Illustrated London News Essays 1920-22
Volume 32 of the Collected Works of G.K. Chesterton
In most histories of the 20th century, the second world war is regarded as the event that broke the century in two, broke the world in two, broke civilization in two. But the break occurred earlier. As G.K. Chesterton predicted, World War II, which he did not live to see, was only the unfinished business of World War I, which he correctly said was not concluded.
Chesterton description of that fractured world in the wake of the war is a vivid description of today’s still broken world. Christendom had been attacked from within and without. The assault came not only on the faith, but on the family, on the philosophy of civilization, on everything solid and normal in our culture. The weeds that have grown through the cracks in our civilization have turned into a jungle. The growth of both government and commerce entangles every aspect of our lives, strangling the proper growth of religion, domesticity, and common sense. Reading Chesterton’s Illustrated London News columns from 1920 to 1922 is much more enlightening than reading any of today’s newspapers and a much more accurate description and explanation of what is going on now than anything being written now.
For example:
Nowadays neither voters nor representatives are watched at all, because the whole thing has
become too complicated and secretive to follow; and because everything depends on interviews and intrigues, and unrecorded conversations and unofficial compromises. Things are not watched, because there are a thousand evasions by advertisement and suggestion, by false news and fictitious biography; and, under cover of these things, men whom we cannot restrain pursue aims that we do not know.

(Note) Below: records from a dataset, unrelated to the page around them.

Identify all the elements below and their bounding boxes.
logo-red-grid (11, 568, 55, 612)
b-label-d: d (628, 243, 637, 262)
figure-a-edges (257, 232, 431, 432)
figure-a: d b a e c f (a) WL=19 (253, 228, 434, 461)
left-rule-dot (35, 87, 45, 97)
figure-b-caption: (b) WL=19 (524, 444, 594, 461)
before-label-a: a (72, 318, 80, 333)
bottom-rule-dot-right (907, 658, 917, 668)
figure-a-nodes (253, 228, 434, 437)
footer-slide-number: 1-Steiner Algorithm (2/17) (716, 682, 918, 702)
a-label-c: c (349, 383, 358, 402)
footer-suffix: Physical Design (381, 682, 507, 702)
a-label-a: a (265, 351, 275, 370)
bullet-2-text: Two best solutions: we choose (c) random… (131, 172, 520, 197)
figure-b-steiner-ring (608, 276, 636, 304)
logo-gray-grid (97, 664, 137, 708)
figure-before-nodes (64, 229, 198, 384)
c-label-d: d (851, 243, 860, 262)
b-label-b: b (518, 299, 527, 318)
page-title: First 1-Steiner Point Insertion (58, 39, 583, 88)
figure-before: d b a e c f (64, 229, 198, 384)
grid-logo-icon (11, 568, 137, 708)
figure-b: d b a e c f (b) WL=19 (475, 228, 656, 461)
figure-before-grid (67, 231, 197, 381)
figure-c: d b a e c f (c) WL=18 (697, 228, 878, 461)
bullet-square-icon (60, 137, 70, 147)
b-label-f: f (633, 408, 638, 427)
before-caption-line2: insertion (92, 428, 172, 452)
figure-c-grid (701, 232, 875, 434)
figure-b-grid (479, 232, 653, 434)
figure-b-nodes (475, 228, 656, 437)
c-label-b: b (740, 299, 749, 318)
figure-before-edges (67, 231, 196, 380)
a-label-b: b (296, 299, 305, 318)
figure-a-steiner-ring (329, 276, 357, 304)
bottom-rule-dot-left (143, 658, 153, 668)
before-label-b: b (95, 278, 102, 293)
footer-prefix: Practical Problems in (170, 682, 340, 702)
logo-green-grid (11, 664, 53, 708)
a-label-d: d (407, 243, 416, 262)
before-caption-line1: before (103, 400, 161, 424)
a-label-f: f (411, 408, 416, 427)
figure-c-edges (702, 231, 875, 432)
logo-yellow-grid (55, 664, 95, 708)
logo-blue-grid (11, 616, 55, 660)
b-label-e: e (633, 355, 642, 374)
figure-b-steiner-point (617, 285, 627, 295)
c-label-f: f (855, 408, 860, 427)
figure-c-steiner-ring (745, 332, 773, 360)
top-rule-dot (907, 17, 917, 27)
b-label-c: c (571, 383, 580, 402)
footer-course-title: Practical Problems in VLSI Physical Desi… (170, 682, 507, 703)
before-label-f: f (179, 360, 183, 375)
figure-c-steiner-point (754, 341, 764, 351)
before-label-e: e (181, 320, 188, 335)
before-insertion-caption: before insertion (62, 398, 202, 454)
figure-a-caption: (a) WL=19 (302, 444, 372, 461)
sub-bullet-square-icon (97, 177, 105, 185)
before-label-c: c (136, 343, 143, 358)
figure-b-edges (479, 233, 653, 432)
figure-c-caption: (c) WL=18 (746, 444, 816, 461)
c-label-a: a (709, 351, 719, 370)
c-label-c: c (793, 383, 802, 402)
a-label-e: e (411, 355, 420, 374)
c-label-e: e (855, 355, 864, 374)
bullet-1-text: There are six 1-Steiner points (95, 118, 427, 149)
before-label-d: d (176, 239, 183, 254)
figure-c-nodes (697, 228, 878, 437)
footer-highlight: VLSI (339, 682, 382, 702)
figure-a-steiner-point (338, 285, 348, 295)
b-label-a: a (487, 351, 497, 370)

We see government cover-ups of corruption, and (what is worse) media cover-ups of the cover-ups, but as Chesterton points out: “Conspirators can still hide things; but they can no longer hide the hiding of them.”
He describes “a scheme of official control which is too ambitious for human life” that has broken down, and given us “a bureaucracy that is something very near to anarchy.”
He also describes both the glory and gore of science, which on the one hand has given us “the beautiful vision of aviation,” where like the Psalmist, we can take the wings of the morning to abide in the uttermost parts of the sea, but on the other hand has given us the abomination of eugenics, where children (and anyone else for that matter) can be slaughtered for the sake of convenience. “Any advance in science,” says Chesterton, “ leaves morality in its ancient balance; and it depends still on the inscrutable soul of man whether any discovery is mainly a benefit or mainly a calamity.” The Culture of Death is already upon us a century ago. The new technologies suddenly present efficient, pervasive and unimaginable ways to kill others (and ourselves), but we face “exactly the same spiritual problem before him as that which confronted Cain, when he stood with a ragged stone in his hand.”
This Culture of Death is already seen in abortion, which Chesterton describes as a “more than usually barbaric form of birth control,” and which goes against every instinct and “the common conscience of men.” He says it should be called by its real name: “murder at its worst; not only the brand of Cain but the brand of Herod. We expect the protest to be full of the honour of men, of the memory of mothers, of the natural love of children.” Yes, we expect it still.
Art and literature have become depraved, and yet the artists howl in pain when they are rebuked by Christian critics, even though their art is an open insult to God and man. The problem with the artists, says Chesterton, is that they have no first principles, “such as make the foundation for the Greek Tragedy or the Divine Comedy.”
They have not the mastery of sorrow and sin, because they have not made up their minds what is sin, or even what is sorrow. They have only the passive mood that we call passion. They can only sleep and talk in their sleep; recounting their dreams, especially their nightmares. Dreams are sometimes very degrading, nightmares are always diabolical; and this drifting and dreaming method is therefore sometimes touched with degradation and diabolism. But the original weakness is intellectual rather than ethical. I do not accuse them of seeking for immorality. What I do accuse them of is seeking for morality. In other words, of not having any morality, and not really knowing how to find one.
The modern writer, says Chesterton, “does not know what he thinks; and has a faint hope of finding out by describing how he feels. Hence we have mere description of sensations, including sensual sensations, for their own sake.”
Progress has become an ideal, even though it is not an end. The modern world uses the word without comprehension of its meaning. “Its notion of progress has been to pile one thing on top of another, without caring if each thing was crushed in turn. People forgot that the human soul can enjoy a thing most when there is time to think about it and be thankful for it. And by crowding things together they lost the sense of surprise; and surprise is the secret of joy.”
A great—and timely—volume of essays. And it comes with a bonus: 19 essays by Hilaire Belloc which were written from January to May of 1920, when Chesterton was visiting America.